The New Hampshire Public Utilities Commission, in a June 7 order, suspended Eversource Energy’s (NYSE:ES) proposed tariff for a permanent rate increase pending further investigation, and scheduled a prehearing conference on the matter for June 21 in Concord, N.H.
As noted in the order, Public Service Company of New Hampshire d/b/a Eversource in late May filed proposed new tariff pages seeking a $69.9m increase in its revenue requirement. The commission said that Eversource on April 26 had requested authority to recover about $33m of that amount through temporary rates effective July 1. If the permanent rate request is approved, that would represent a 20% increase in revenue from current distribution rates. Eversource requested temporary and permanent rates for effect on July 1, the commission added.
Under Eversource’s proposed permanent tariff, the percentage increase to customer bills would vary by rate class due to differences between and among rate class structures. The commission added that the percent increase would also vary within each class due to differing customer consumption characteristics. With the exception of outdoor lighting rates, which Eversource proposed to decrease, customers would experience total bill increases between 1.9% and 7.4%, the commission said.
Monthly bills for a residential customer taking energy service from Eversource using 600 kWh would increase by 7.4% on a total bill basis, the commission said, adding that the monthly customer service charge for residential customers would increase from the current charge of $12.69 to $13.89, and the distribution charge would increase from 4.14 cents per kWh, to 5.44 cents per kWh.
The total monthly bill for General Delivery Service (Rate G) customers would increase on average by 4.3%, the commission said, noting that the Rate G monthly customer charge would increase from $14.89 to $18 for single-phase service, and from $29.76 to $36 for three-phase service. The commission said that the distribution charge for customer load in excess of 5 kW would increase from $8.72 to $10.50 per kW. Rate G distribution charges per kilowatt hour would increase from 6.99 cents to 7.65 cents per kWh for the first 500 kWh; from 1.47 cents to 1.89 cents per kWh for the next 500 kWh; and from 0.612 cents to 0.670 cents per kWh for additional usage.
According to Eversource, the company has made significant capital investments in the distribution system since the approval of the company’s last distribution rate adjustment in 2010, the commission said. The company has also experienced significant changes to distribution operating revenue requirements, the commission said, adding that using calendar year 2018 as a test year, the company made pro forma adjustments to demonstrate the increased costs in property taxes, employee-related costs, and other operations that are contributing to a revenue deficiency.

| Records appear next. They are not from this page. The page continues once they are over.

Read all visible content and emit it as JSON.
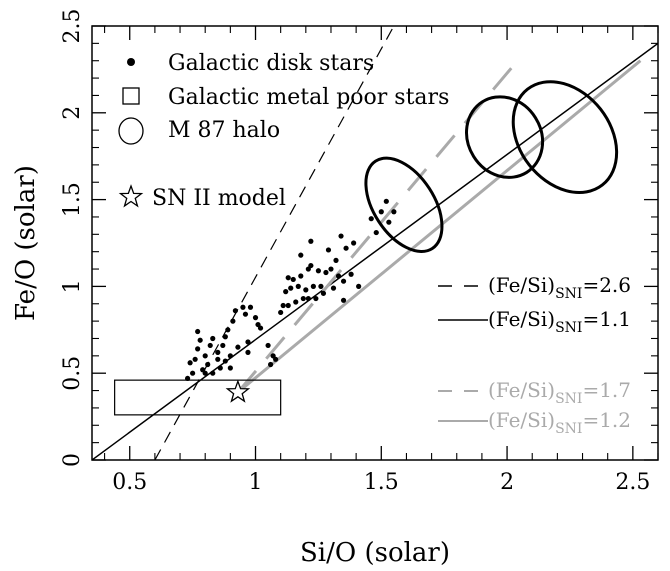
{
  "chart_data": {
    "type": "scatter",
    "xlabel": "Si/O (solar)",
    "ylabel": "Fe/O (solar)",
    "xlim": [
      0.35,
      2.6
    ],
    "ylim": [
      0,
      2.5
    ],
    "xticks": [
      {
        "value": 0.5,
        "label": "0.5"
      },
      {
        "value": 1,
        "label": "1"
      },
      {
        "value": 1.5,
        "label": "1.5"
      },
      {
        "value": 2,
        "label": "2"
      },
      {
        "value": 2.5,
        "label": "2.5"
      }
    ],
    "yticks": [
      {
        "value": 0,
        "label": "0"
      },
      {
        "value": 0.5,
        "label": "0.5"
      },
      {
        "value": 1,
        "label": "1"
      },
      {
        "value": 1.5,
        "label": "1.5"
      },
      {
        "value": 2,
        "label": "2"
      },
      {
        "value": 2.5,
        "label": "2.5"
      }
    ],
    "symbol_legend": [
      {
        "symbol": "dot",
        "label": "Galactic disk stars"
      },
      {
        "symbol": "square",
        "label": "Galactic metal poor stars"
      },
      {
        "symbol": "ellipse",
        "label": "M 87 halo"
      },
      {
        "symbol": "star",
        "label": "SN II model"
      }
    ],
    "line_legend": [
      {
        "prefix": "(Fe/Si)",
        "sub": "SNI",
        "suffix": "=2.6",
        "color": "#000000",
        "style": "dashed"
      },
      {
        "prefix": "(Fe/Si)",
        "sub": "SNI",
        "suffix": "=1.1",
        "color": "#000000",
        "style": "solid"
      },
      {
        "prefix": "(Fe/Si)",
        "sub": "SNI",
        "suffix": "=1.7",
        "color": "#aaaaaa",
        "style": "dashed"
      },
      {
        "prefix": "(Fe/Si)",
        "sub": "SNI",
        "suffix": "=1.2",
        "color": "#aaaaaa",
        "style": "solid"
      }
    ],
    "lines": [
      {
        "name": "black-dashed",
        "color": "#000000",
        "dash": "12,8",
        "width": 1.2,
        "points": [
          [
            0.6,
            0
          ],
          [
            1.55,
            2.5
          ]
        ]
      },
      {
        "name": "black-solid",
        "color": "#000000",
        "dash": "",
        "width": 1.5,
        "points": [
          [
            0.35,
            0
          ],
          [
            2.6,
            2.4
          ]
        ]
      },
      {
        "name": "gray-dashed",
        "color": "#aaaaaa",
        "dash": "28,16",
        "width": 3,
        "points": [
          [
            0.93,
            0.39
          ],
          [
            2.03,
            2.28
          ]
        ]
      },
      {
        "name": "gray-solid",
        "color": "#aaaaaa",
        "dash": "",
        "width": 3,
        "points": [
          [
            0.93,
            0.39
          ],
          [
            2.53,
            2.3
          ]
        ]
      }
    ],
    "disk_stars": [
      [
        0.73,
        0.47
      ],
      [
        0.75,
        0.5
      ],
      [
        0.74,
        0.56
      ],
      [
        0.76,
        0.58
      ],
      [
        0.77,
        0.64
      ],
      [
        0.78,
        0.69
      ],
      [
        0.77,
        0.74
      ],
      [
        0.79,
        0.52
      ],
      [
        0.8,
        0.5
      ],
      [
        0.81,
        0.55
      ],
      [
        0.8,
        0.6
      ],
      [
        0.82,
        0.66
      ],
      [
        0.83,
        0.7
      ],
      [
        0.83,
        0.5
      ],
      [
        0.85,
        0.58
      ],
      [
        0.85,
        0.62
      ],
      [
        0.86,
        0.53
      ],
      [
        0.87,
        0.66
      ],
      [
        0.88,
        0.71
      ],
      [
        0.88,
        0.57
      ],
      [
        0.89,
        0.75
      ],
      [
        0.9,
        0.6
      ],
      [
        0.9,
        0.53
      ],
      [
        0.91,
        0.8
      ],
      [
        0.92,
        0.86
      ],
      [
        0.93,
        0.65
      ],
      [
        0.95,
        0.88
      ],
      [
        0.96,
        0.84
      ],
      [
        0.97,
        0.62
      ],
      [
        0.98,
        0.88
      ],
      [
        1.0,
        0.82
      ],
      [
        1.01,
        0.78
      ],
      [
        1.02,
        0.76
      ],
      [
        1.05,
        0.66
      ],
      [
        1.06,
        0.55
      ],
      [
        1.07,
        0.6
      ],
      [
        1.1,
        0.85
      ],
      [
        1.11,
        0.89
      ],
      [
        1.12,
        0.97
      ],
      [
        1.13,
        1.05
      ],
      [
        1.14,
        0.99
      ],
      [
        1.15,
        1.04
      ],
      [
        1.16,
        0.91
      ],
      [
        1.17,
        1.0
      ],
      [
        1.18,
        1.06
      ],
      [
        1.19,
        0.93
      ],
      [
        1.2,
        0.98
      ],
      [
        1.21,
        1.1
      ],
      [
        1.21,
        0.93
      ],
      [
        1.22,
        1.12
      ],
      [
        1.22,
        1.26
      ],
      [
        1.23,
        1.0
      ],
      [
        1.24,
        0.93
      ],
      [
        1.25,
        1.09
      ],
      [
        1.26,
        1.0
      ],
      [
        1.27,
        0.96
      ],
      [
        1.28,
        1.08
      ],
      [
        1.29,
        1.21
      ],
      [
        1.3,
        1.1
      ],
      [
        1.31,
        0.99
      ],
      [
        1.32,
        1.15
      ],
      [
        1.33,
        1.06
      ],
      [
        1.34,
        1.29
      ],
      [
        1.35,
        1.03
      ],
      [
        1.35,
        0.92
      ],
      [
        1.36,
        1.22
      ],
      [
        1.38,
        1.07
      ],
      [
        1.39,
        1.25
      ],
      [
        1.41,
        1.0
      ],
      [
        1.46,
        1.39
      ],
      [
        1.48,
        1.31
      ],
      [
        1.5,
        1.43
      ],
      [
        1.52,
        1.49
      ],
      [
        1.53,
        1.37
      ],
      [
        1.55,
        1.43
      ],
      [
        1.13,
        0.89
      ],
      [
        1.18,
        1.18
      ],
      [
        1.08,
        0.58
      ],
      [
        0.97,
        0.68
      ]
    ],
    "metal_poor_box": {
      "x": [
        0.44,
        1.1
      ],
      "y": [
        0.26,
        0.46
      ]
    },
    "sn_ii_model": [
      0.93,
      0.39
    ],
    "m87_ellipses": [
      {
        "cx": 1.59,
        "cy": 1.47,
        "rx": 0.12,
        "ry": 0.3,
        "angle": -33
      },
      {
        "cx": 1.99,
        "cy": 1.86,
        "rx": 0.145,
        "ry": 0.24,
        "angle": -32
      },
      {
        "cx": 2.23,
        "cy": 1.86,
        "rx": 0.18,
        "ry": 0.35,
        "angle": -38
      }
    ]
  }
}
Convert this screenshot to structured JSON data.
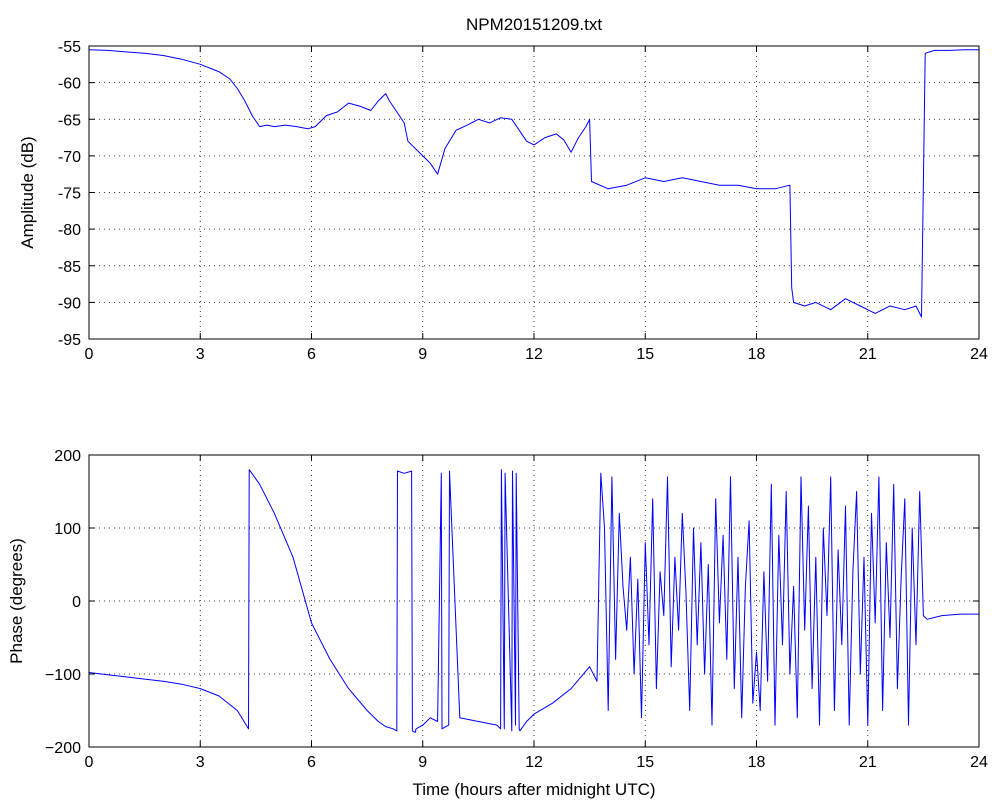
{
  "chart_data": [
    {
      "type": "line",
      "title": "NPM20151209.txt",
      "xlabel": "",
      "ylabel": "Amplitude (dB)",
      "xlim": [
        0,
        24
      ],
      "ylim": [
        -95,
        -55
      ],
      "xticks": [
        "0",
        "3",
        "6",
        "9",
        "12",
        "15",
        "18",
        "21",
        "24"
      ],
      "yticks": [
        "-55",
        "-60",
        "-65",
        "-70",
        "-75",
        "-80",
        "-85",
        "-90",
        "-95"
      ],
      "grid": true,
      "color": "#0000ff",
      "series": [
        {
          "x": [
            0,
            0.5,
            1,
            1.5,
            2,
            2.5,
            3,
            3.5,
            3.8,
            4.0,
            4.2,
            4.4,
            4.6,
            4.8,
            5.0,
            5.3,
            5.6,
            5.9,
            6.1,
            6.4,
            6.7,
            7.0,
            7.3,
            7.6,
            7.8,
            8.0,
            8.1,
            8.3,
            8.5,
            8.6,
            8.8,
            9.0,
            9.2,
            9.4,
            9.6,
            9.9,
            10.2,
            10.5,
            10.8,
            11.1,
            11.4,
            11.6,
            11.8,
            12.0,
            12.3,
            12.6,
            12.8,
            13.0,
            13.2,
            13.4,
            13.5,
            13.55,
            14,
            14.5,
            15,
            15.5,
            16,
            16.5,
            17,
            17.5,
            18,
            18.5,
            18.9,
            18.95,
            19.0,
            19.3,
            19.6,
            20.0,
            20.4,
            20.8,
            21.2,
            21.6,
            22.0,
            22.3,
            22.45,
            22.55,
            22.8,
            23.2,
            23.6,
            24
          ],
          "y": [
            -55.5,
            -55.6,
            -55.8,
            -56.0,
            -56.3,
            -56.8,
            -57.5,
            -58.5,
            -59.5,
            -60.8,
            -62.5,
            -64.5,
            -66.0,
            -65.8,
            -66.0,
            -65.8,
            -66.0,
            -66.3,
            -66.0,
            -64.5,
            -64.0,
            -62.8,
            -63.2,
            -63.8,
            -62.5,
            -61.5,
            -62.5,
            -64.0,
            -65.5,
            -68.0,
            -69.0,
            -70.0,
            -71.0,
            -72.5,
            -69.0,
            -66.5,
            -65.8,
            -65.0,
            -65.5,
            -64.8,
            -65.0,
            -66.5,
            -68.0,
            -68.5,
            -67.5,
            -67.0,
            -67.8,
            -69.5,
            -67.5,
            -66.0,
            -65.0,
            -73.5,
            -74.5,
            -74.0,
            -73.0,
            -73.5,
            -73.0,
            -73.5,
            -74.0,
            -74.0,
            -74.5,
            -74.5,
            -74.0,
            -88.0,
            -90.0,
            -90.5,
            -90.0,
            -91.0,
            -89.5,
            -90.5,
            -91.5,
            -90.5,
            -91.0,
            -90.5,
            -92.0,
            -56.0,
            -55.6,
            -55.6,
            -55.5,
            -55.5
          ]
        }
      ]
    },
    {
      "type": "line",
      "title": "",
      "xlabel": "Time (hours after midnight UTC)",
      "ylabel": "Phase (degrees)",
      "xlim": [
        0,
        24
      ],
      "ylim": [
        -200,
        200
      ],
      "xticks": [
        "0",
        "3",
        "6",
        "9",
        "12",
        "15",
        "18",
        "21",
        "24"
      ],
      "yticks": [
        "200",
        "100",
        "0",
        "−100",
        "−200"
      ],
      "grid": true,
      "color": "#0000ff",
      "series": [
        {
          "x": [
            0,
            0.5,
            1,
            1.5,
            2,
            2.5,
            3,
            3.5,
            4.0,
            4.3,
            4.32,
            4.6,
            5.0,
            5.5,
            6.0,
            6.5,
            7.0,
            7.5,
            7.8,
            8.0,
            8.2,
            8.3,
            8.32,
            8.5,
            8.7,
            8.72,
            8.8,
            8.82,
            9.0,
            9.2,
            9.4,
            9.5,
            9.52,
            9.7,
            9.72,
            10.0,
            10.5,
            11.0,
            11.1,
            11.12,
            11.2,
            11.22,
            11.4,
            11.42,
            11.5,
            11.52,
            11.6,
            11.62,
            11.8,
            12.0,
            12.5,
            13.0,
            13.5,
            13.7,
            13.8,
            13.9,
            14.0,
            14.1,
            14.2,
            14.3,
            14.4,
            14.5,
            14.6,
            14.7,
            14.8,
            14.9,
            15.0,
            15.1,
            15.2,
            15.3,
            15.4,
            15.5,
            15.6,
            15.7,
            15.8,
            15.9,
            16.0,
            16.1,
            16.2,
            16.3,
            16.4,
            16.5,
            16.6,
            16.7,
            16.8,
            16.9,
            17.0,
            17.1,
            17.2,
            17.3,
            17.4,
            17.5,
            17.6,
            17.7,
            17.8,
            17.9,
            18.0,
            18.1,
            18.2,
            18.3,
            18.4,
            18.5,
            18.6,
            18.7,
            18.8,
            18.9,
            19.0,
            19.1,
            19.2,
            19.3,
            19.4,
            19.5,
            19.6,
            19.7,
            19.8,
            19.9,
            20.0,
            20.1,
            20.2,
            20.3,
            20.4,
            20.5,
            20.6,
            20.7,
            20.8,
            20.9,
            21.0,
            21.1,
            21.2,
            21.3,
            21.4,
            21.5,
            21.6,
            21.7,
            21.8,
            21.9,
            22.0,
            22.1,
            22.2,
            22.3,
            22.4,
            22.5,
            22.6,
            23.0,
            23.5,
            24
          ],
          "y": [
            -98,
            -101,
            -104,
            -107,
            -110,
            -114,
            -120,
            -130,
            -150,
            -175,
            180,
            160,
            120,
            60,
            -30,
            -80,
            -120,
            -150,
            -165,
            -172,
            -175,
            -178,
            178,
            175,
            178,
            -178,
            -180,
            -175,
            -170,
            -160,
            -165,
            175,
            -175,
            -170,
            178,
            -160,
            -165,
            -170,
            -175,
            180,
            -175,
            175,
            -178,
            178,
            -170,
            175,
            -175,
            -178,
            -165,
            -155,
            -140,
            -120,
            -90,
            -110,
            175,
            100,
            -150,
            170,
            -80,
            120,
            20,
            -40,
            60,
            -100,
            30,
            -160,
            80,
            -60,
            140,
            -120,
            40,
            -20,
            170,
            -90,
            60,
            -40,
            120,
            10,
            -150,
            100,
            -60,
            80,
            -100,
            50,
            -170,
            140,
            -30,
            90,
            -80,
            170,
            -120,
            60,
            -160,
            20,
            110,
            -140,
            -70,
            -150,
            40,
            -110,
            160,
            -170,
            90,
            -60,
            150,
            -100,
            20,
            -160,
            170,
            -40,
            130,
            -120,
            60,
            -170,
            100,
            -20,
            170,
            -150,
            70,
            -60,
            130,
            -170,
            40,
            150,
            -100,
            60,
            -170,
            120,
            -30,
            170,
            -150,
            80,
            -50,
            160,
            -120,
            30,
            140,
            -170,
            100,
            -60,
            150,
            -20,
            -25,
            -20,
            -18,
            -18
          ]
        }
      ]
    }
  ]
}
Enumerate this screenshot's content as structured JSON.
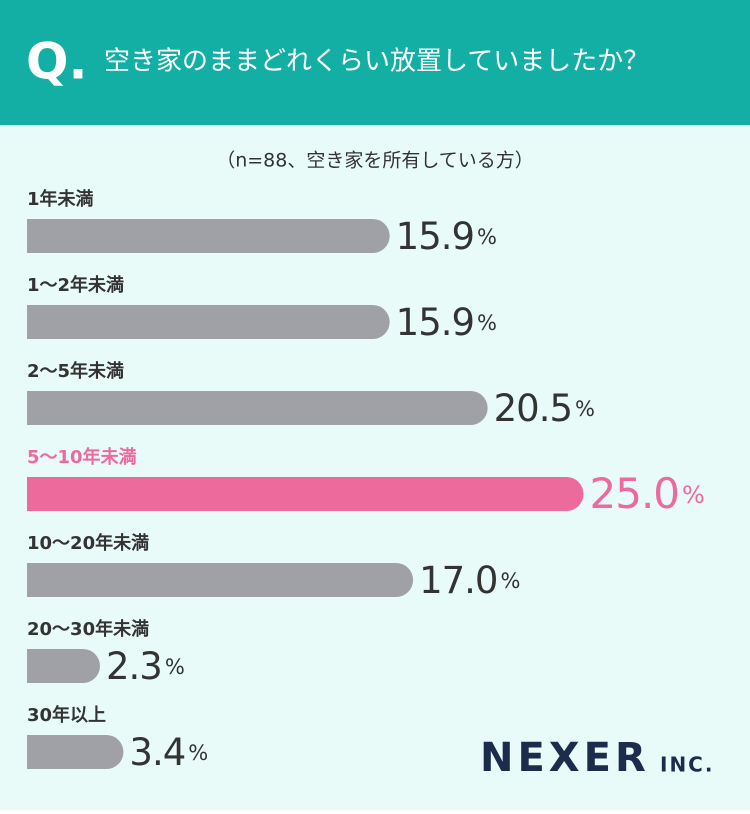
{
  "header": {
    "mark": "Q.",
    "title": "空き家のままどれくらい放置していましたか？"
  },
  "chart_data": {
    "type": "hbar",
    "subtitle": "（n=88、空き家を所有している方）",
    "categories": [
      "1年未満",
      "1〜2年未満",
      "2〜5年未満",
      "5〜10年未満",
      "10〜20年未満",
      "20〜30年未満",
      "30年以上"
    ],
    "values": [
      15.9,
      15.9,
      20.5,
      25.0,
      17.0,
      2.3,
      3.4
    ],
    "value_labels": [
      "15.9",
      "15.9",
      "20.5",
      "25.0",
      "17.0",
      "2.3",
      "3.4"
    ],
    "unit": "%",
    "color": "#a0a1a6",
    "highlight_color": "#ec6a9c",
    "highlight_index": 3
  },
  "logo": {
    "name": "NEXER",
    "suffix": "INC."
  }
}
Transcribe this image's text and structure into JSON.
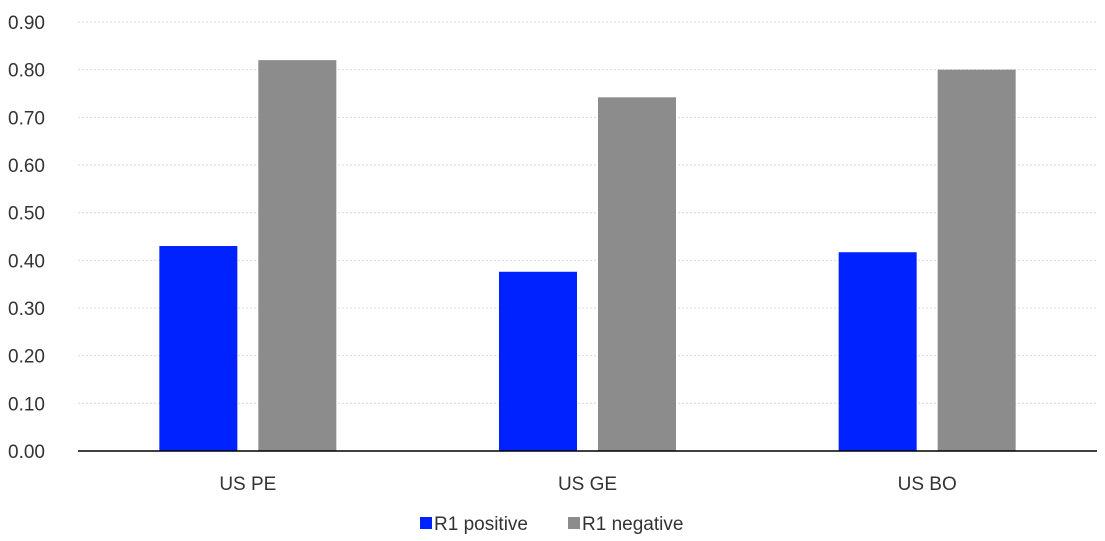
{
  "chart_data": {
    "type": "bar",
    "categories": [
      "US PE",
      "US GE",
      "US BO"
    ],
    "series": [
      {
        "name": "R1 positive",
        "color": "#0022ff",
        "values": [
          0.43,
          0.376,
          0.417
        ]
      },
      {
        "name": "R1 negative",
        "color": "#8c8c8c",
        "values": [
          0.82,
          0.742,
          0.8
        ]
      }
    ],
    "y_ticks": [
      "0.00",
      "0.10",
      "0.20",
      "0.30",
      "0.40",
      "0.50",
      "0.60",
      "0.70",
      "0.80",
      "0.90"
    ],
    "ylim": [
      0,
      0.9
    ],
    "grid": true,
    "legend_position": "bottom-center"
  }
}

The company proposes several policy changes, including a proposal to recover the cost of a new, proposed “Fee Free” program through rate base, the commission said, adding that under that program, Eversource would contract with a vendor who offers bill payment by credit card with no additional fees. The cost of the Fee Free program would be included in the company’s revenue requirement, the commission said.
Among other things, the commission said that any party seeking to intervene in the proceeding is to submit to the commission a petition to intervene with copies sent to Eversource and the Office of the Consumer Advocate by June 18.